Was würden sie anders machen, wenn sie die Verantwortung für die Kontrollen hätten?
Ich würde einen Vertrag abschließen, so wie wir das mit allen unseren Dienstleistern machen. Darin wären Leistungskennzahlen und Vertragsstrafen festgelegt und so wäre die Steuerung auf eine andere Basis gestellt. Dann hätte nämlich jeder Dienstleister auch einen stärkeren, finanziellen Anreiz, seine Vorgaben entsprechend zu erfüllen.
Und was tun Sie selber gegen lange Wartezeiten, solange Sie nicht das Sagen haben?
Wir haben bauliche Maßnahmen ergriffen, um die räumliche Situation an den Sicherheits- sowie Bordkartenkontrollen zu entzerren. Um die Sicherheitskontrollstellen an unseren drei Flugsteigen gleichmäßiger auszulasten als bisher, bauen wir außerdem neue Sensortechnologie ein. Und wir wollen den Kunden noch zeitnäher die Informationen zukommen lassen, an welcher Kontrollstelle sie am meisten Zeit sparen können. Darüber hinaus nehmen wir in einem großen Qualitätsprojekt den Gesamtprozess unter die Lupe.
Richtung Asien würden wir uns noch viel mehr wünschen
Welche Flugziele hätten Sie noch gerne in Ihrem Portfolio?
Auf der Langstrecke gibt es noch einige. Und die Eurowings ist die Airline, mit der wir über die Langstrecke sprechen. Da steht Nordamerika ganz oben auf der Agenda. Asien allerdings auch. Ab kommendem Jahr wird Eurowings vier Mal pro Woche nach Bangkok fliegen. Und Singapore Airlines Airlines stockt von drei auf vier Flüge wöchentlich nach Singapur auf. Aber Richtung Asien würden wir uns noch viel mehr wünschen und es gibt eine große Nachfrage. Auch nach Südafrika sollten Chancen bestehen, neue Verbindungen zu eröffnen. Dorthin ist schon LTU früher erfolgreich geflogen.
Qatar-Airways-Chef Al Baker hat im Gespräch mit aeroTELEGRAPH gesagt, dass er Düsseldorf gerne in den Flugplan aufnehmen möchte. Freut Sie das?
Wir würden uns sehr freuen, Qatar Airways begrüßen zu können und wir sind schon länger in regelmäßigen Gesprächen. Aber eine Bestätigung gibt es hier noch nicht. Das ist bisher ein Thema fehlender Flugrechte.

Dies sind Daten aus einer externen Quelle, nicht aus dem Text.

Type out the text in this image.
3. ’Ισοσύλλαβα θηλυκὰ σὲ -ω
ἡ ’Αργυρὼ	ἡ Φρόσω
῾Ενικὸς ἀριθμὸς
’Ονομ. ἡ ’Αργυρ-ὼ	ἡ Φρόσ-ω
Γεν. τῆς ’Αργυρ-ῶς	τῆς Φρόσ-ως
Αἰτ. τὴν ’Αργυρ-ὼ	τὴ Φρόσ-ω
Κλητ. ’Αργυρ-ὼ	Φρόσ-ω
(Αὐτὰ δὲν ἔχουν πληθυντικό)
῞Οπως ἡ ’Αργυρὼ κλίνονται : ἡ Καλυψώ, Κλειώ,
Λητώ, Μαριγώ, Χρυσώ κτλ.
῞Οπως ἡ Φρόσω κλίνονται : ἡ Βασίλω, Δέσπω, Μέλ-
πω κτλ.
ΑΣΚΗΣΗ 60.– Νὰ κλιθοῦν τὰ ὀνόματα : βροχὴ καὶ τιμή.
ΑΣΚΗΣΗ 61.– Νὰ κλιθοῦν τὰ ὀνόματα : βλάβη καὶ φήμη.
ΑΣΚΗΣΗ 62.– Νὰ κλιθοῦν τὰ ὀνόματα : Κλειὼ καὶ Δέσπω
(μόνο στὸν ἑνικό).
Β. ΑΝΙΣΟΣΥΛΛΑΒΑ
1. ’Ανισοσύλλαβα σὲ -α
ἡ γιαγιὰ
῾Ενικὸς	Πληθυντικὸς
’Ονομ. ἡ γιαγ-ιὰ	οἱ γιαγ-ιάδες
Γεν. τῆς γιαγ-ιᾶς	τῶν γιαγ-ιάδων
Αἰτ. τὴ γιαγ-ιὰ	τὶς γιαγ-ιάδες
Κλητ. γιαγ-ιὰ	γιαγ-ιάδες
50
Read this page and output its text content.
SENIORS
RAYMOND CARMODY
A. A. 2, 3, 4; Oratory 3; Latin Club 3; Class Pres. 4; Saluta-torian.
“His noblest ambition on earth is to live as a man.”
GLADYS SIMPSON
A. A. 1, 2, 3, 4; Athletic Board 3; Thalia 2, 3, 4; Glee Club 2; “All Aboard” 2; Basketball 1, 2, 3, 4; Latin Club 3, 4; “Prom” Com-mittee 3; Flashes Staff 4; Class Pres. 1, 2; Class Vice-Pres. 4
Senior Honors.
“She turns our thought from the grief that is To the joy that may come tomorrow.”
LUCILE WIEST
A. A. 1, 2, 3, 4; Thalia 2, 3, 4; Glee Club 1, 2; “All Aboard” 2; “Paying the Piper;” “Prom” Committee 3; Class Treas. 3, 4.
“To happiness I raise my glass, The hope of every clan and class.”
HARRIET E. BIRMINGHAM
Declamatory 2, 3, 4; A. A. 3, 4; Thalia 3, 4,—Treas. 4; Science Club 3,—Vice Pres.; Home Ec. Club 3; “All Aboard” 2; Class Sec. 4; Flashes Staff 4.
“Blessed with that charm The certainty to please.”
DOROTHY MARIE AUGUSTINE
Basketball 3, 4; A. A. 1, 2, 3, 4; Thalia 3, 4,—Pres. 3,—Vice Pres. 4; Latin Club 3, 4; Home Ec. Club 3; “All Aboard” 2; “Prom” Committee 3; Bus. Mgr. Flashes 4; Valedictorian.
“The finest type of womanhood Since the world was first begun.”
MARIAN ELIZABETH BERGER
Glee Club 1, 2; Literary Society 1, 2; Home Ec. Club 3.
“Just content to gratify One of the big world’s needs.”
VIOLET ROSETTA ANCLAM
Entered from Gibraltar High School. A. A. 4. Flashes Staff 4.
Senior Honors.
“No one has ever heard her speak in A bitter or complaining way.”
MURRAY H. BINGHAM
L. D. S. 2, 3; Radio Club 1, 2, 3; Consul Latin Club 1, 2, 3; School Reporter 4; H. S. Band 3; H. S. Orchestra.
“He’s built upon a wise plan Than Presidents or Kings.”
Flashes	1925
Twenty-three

Zum Abschluss: Haben Sie persönlich einen Lieblingsflughafen, der nicht Düsseldorf heißt?
Meine Lieblingsdestinationen in Europa sind Athen und Lissabon.
Und ein Flughafen, der sie beeindruckt?
Das ist sicherlich der Eleftherios-Venizelos-Airport in Athen, wo der Flughafenchef Yannis Paraschis seit vielen Jahren einen guten Job macht.
* Thomas Schnalke (54) ist seit Juli 2016 Sprecher der Geschäftsführung und bildet damit zusammen mit Michael Hanné und Martin Kirchner-Anzinger die oberste Führung des Flughafens Düsseldorf. Er sass schon seit 2001 im obersten Management. Er ist gelernter Diplom-Kaufmann und arbeitet seit Jahren in der Luftfahrtbranche.